Every ten years we count how many people live in our country. Then we draw lines that are intended to ensure that citizens are fairly represented in the House of Representatives. Simply put, if you're one person, you should get one vote. No more, no less.
But here's the rub. Those lines can also help political parties increase their power. The party in charge of drawing district lines can, and often does, try to draw members of the opposing party right out of their districts. Is there one, very strongly Democratic district? Why not split it into two and see if you can get a Republican in there? Partisan wrangling seems to be an ever-present facet of the redistricting process.
In so-called "swing states" like Michigan, Ohio and Pennsylvania, redistricting could make a big difference. Those three states have two things in common. First, due to changes in population they will loose representatives. Second, Republicans control the state government, and hence the redistricting process.
Is there any recourse for the party that is not in power?
Why yes. The 1965 Voting Rights Act. To give a terribly general explanation of this federal law, it says, in sum, that the states should not obstruct minority voting rights by doing things like drawing congressional district which split up "majority-minority" districts.

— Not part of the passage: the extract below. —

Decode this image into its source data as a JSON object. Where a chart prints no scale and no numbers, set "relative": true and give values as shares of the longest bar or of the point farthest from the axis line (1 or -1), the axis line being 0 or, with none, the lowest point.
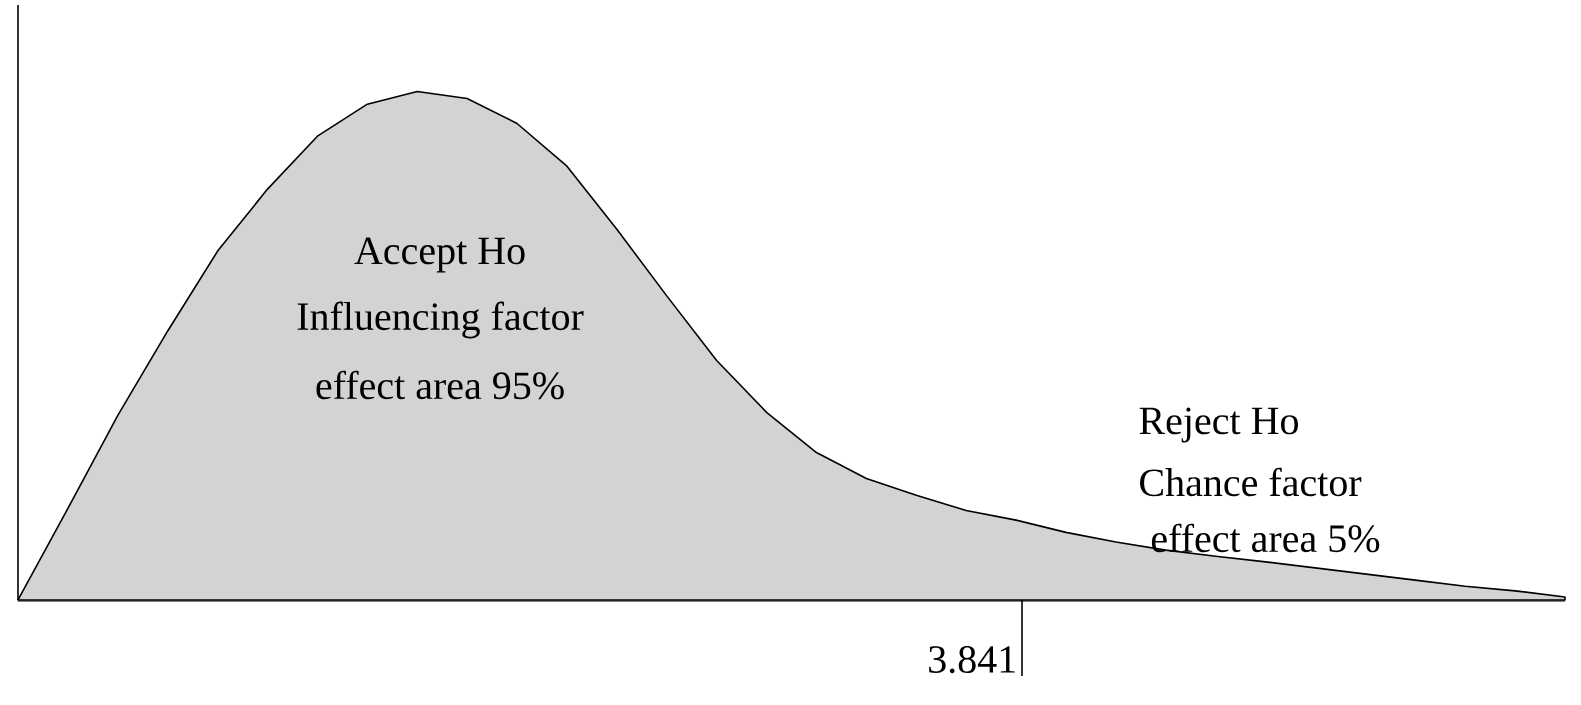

For instance, the lines drawn in Detroit, Cleveland and many parts of Texas could not only help to solidify Republican power, but could also erase some minority districts. For this reason, those drawing the lines must tread lightly in order to avoid drawing impermissible lines. As a side note, based on redistricting in Cleveland we may soon be throwing a farewell party to Congressmen, and sometimes Presidential candidate, Dennis Kucinich.
Many eyes will be on Texas, where the state picked up four representatives in large part because of population growth in Hispanic communities. Democrats contend that the areas of growth typically support Democrats, while, predictably, Republicans claim just the opposite. Republicans, in control of the redistricting process, could likely draw districts that strengthen their own hold in the Lone Star State. It is well worth noting, however, that Texas is one of more than a dozen states that under the Voting Rights Act must get the stamp of approval from the (now Democratically controlled) Justice Department before their districts are drawn.
History could indicate that President Obama's justice department may wish to steer clear of this bloody war, but as they say, only time (and line drawing) will tell.